Ein Mitarbeitender in einer Buchhaltung bekommt eine E-Mail von der Geschäftsführerin. Sie ist auf einer Messe, hat gerade keinen Laptop dabei und braucht dringend eine Überweisung von 12.400 Euro an einen neuen Lieferanten. Morgen soll sie das Warenpaket abgehoben haben, sonst geht das Geschäft verloren. Bitte diskret und schnell.
Der Mitarbeitende überweist. Die Geschäftsführerin war nie auf einer Messe. Die E-Mail kam von einer Adresse, die ihrer zum Verwechseln ähnlich sah.
Das ist CEO-Fraud, und es funktioniert. Nicht weil der Mitarbeitende naiv war, sondern weil die Nachricht so gestaltet war, dass sie plausibel klang, und weil im Betrieb kein Prozess existierte, der solche Anfragen automatisch zur telefonischen Rückfrage zwingt.
Wie Phishing 2026 aussieht
Die klassischen Erkennungsmerkmale von Phishing gelten immer noch, aber sie reichen nicht mehr als alleinige Erkennungsstrategie. Rechtschreibfehler, unpersönliche Anrede und offensichtlich falsche Absenderadressen sind die Angriffe, die schon der Spamfilter abfängt.
Relevante Angriffe heute sehen anders aus.
KI-generierte Nachrichten. Kriminelle nutzen KI-Dienste, um Phishing-Texte in einwandfreiem Deutsch zu erstellen, die den Ton des vorgeblichen Absenders imitieren. Wenn Ihr Geschäftspartner öffentlich schreibt (LinkedIn, Website, Pressemitteilungen), kann ein Angriff seinen Stil überzeugend nachahmen.

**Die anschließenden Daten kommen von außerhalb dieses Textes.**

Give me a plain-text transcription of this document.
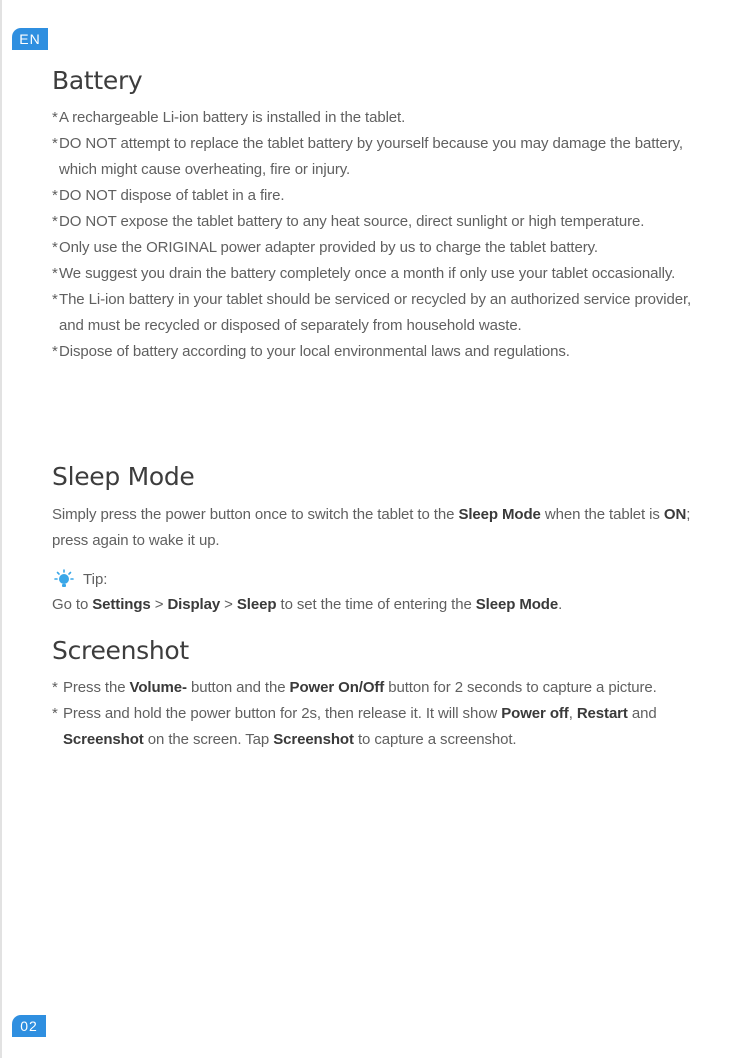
EN
Battery
*A rechargeable Li-ion battery is installed in the tablet.
*DO NOT attempt to replace the tablet battery by yourself because you may damage the battery, which might cause overheating, fire or injury.
*DO NOT dispose of tablet in a fire.
*DO NOT expose the tablet battery to any heat source, direct sunlight or high temperature.
*Only use the ORIGINAL power adapter provided by us to charge the tablet battery.
*We suggest you drain the battery completely once a month if only use your tablet occasionally.
*The Li-ion battery in your tablet should be serviced or recycled by an authorized service provider, and must be recycled or disposed of separately from household waste.
*Dispose of battery according to your local environmental laws and regulations.
Sleep Mode

Simply press the power button once to switch the tablet to the Sleep Mode when the tablet is ON; press again to wake it up.

Tip:

Go to Settings > Display > Sleep to set the time of entering the Sleep Mode.

Screenshot
* Press the Volume- button and the Power On/Off button for 2 seconds to capture a picture.
* Press and hold the power button for 2s, then release it. It will show Power off, Restart and Screenshot on the screen. Tap Screenshot to capture a screenshot.
02
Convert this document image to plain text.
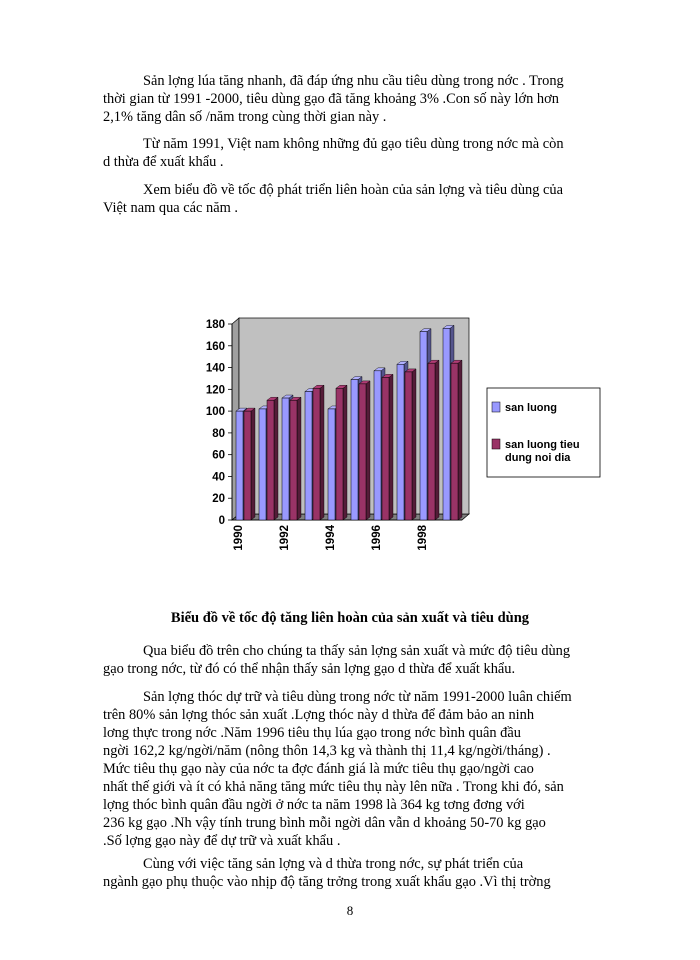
Sản lợng lúa tăng nhanh, đã đáp ứng nhu cầu tiêu dùng trong nớc . Trong
thời gian từ 1991 -2000, tiêu dùng gạo đã tăng khoảng 3% .Con số này lớn hơn
2,1% tăng dân số /năm trong cùng thời gian này .
Từ năm 1991, Việt nam không những đủ gạo tiêu dùng trong nớc mà còn
d thừa để xuất khẩu .
Xem biểu đồ về tốc độ phát triển liên hoàn của sản lợng và tiêu dùng của
Việt nam qua các năm .
0
20
40
60
80
100
120
140
160
180
1990	1992	1994	1996	1998
san luong
san luong tieu
dung noi dia
Biểu đồ về tốc độ tăng liên hoàn của sản xuất và tiêu dùng
Qua biểu đồ trên cho chúng ta thấy sản lợng sản xuất và mức độ tiêu dùng
gạo trong nớc, từ đó có thể nhận thấy sản lợng gạo d thừa để xuất khẩu.
Sản lợng thóc dự trữ và tiêu dùng trong nớc từ năm 1991-2000 luân chiếm
trên 80% sản lợng thóc sản xuất .Lợng thóc này d thừa để đảm bảo an ninh
lơng thực trong nớc .Năm 1996 tiêu thụ lúa gạo trong nớc bình quân đầu
ngời 162,2 kg/ngời/năm (nông thôn 14,3 kg và thành thị 11,4 kg/ngời/tháng) .
Mức tiêu thụ gạo này của nớc ta đợc đánh giá là mức tiêu thụ gạo/ngời cao
nhất thế giới và ít có khả năng tăng mức tiêu thụ này lên nữa . Trong khi đó, sản
lợng thóc bình quân đầu ngời ở nớc ta năm 1998 là 364 kg tơng đơng với
236 kg gạo .Nh vậy tính trung bình mỗi ngời dân vẫn d khoảng 50-70 kg gạo
.Số lợng gạo này để dự trữ và xuất khẩu .
Cùng với việc tăng sản lợng và d thừa trong nớc, sự phát triển của
ngành gạo phụ thuộc vào nhịp độ tăng trởng trong xuất khẩu gạo .Vì thị trờng
8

Spear Phishing. Gezielte Angriffe auf konkrete Personen in einem Unternehmen. Der Angreifer recherchiert vorher: Wer ist für Überweisungen zuständig? Wer hat Zugang zu welchen Systemen? Die Nachricht ist personalisiert und enthält Details, die nur jemand kennen würde, der das Unternehmen kennt. Diese Details kommen oft aus LinkedIn-Profilen, Unternehmenswebseiten oder früheren Datenlecks.
QR-Phishing. Angreifer schicken E-Mails mit QR-Codes statt mit Links. Technische E-Mail-Filter prüfen URLs, keine Bild-Codes. Wer den QR-Code mit dem Handy scannt, landet auf einer gefälschten Seite, die technisch unauffällig ist. Diese Methode umgeht viele automatisierte Schutzmechanismen.
Business Email Compromise. In manchen Fällen haben Angreifer echten Zugriff auf ein E-Mail-Konto, etwa durch ein gehacktes Passwort. Sie lesen Monate lang mit, lernen Gesprächsverläufe kennen und greifen im richtigen Moment ein: mitten in einer echten Korrespondenz über eine offene Rechnung, mit einer gefälschten IBAN.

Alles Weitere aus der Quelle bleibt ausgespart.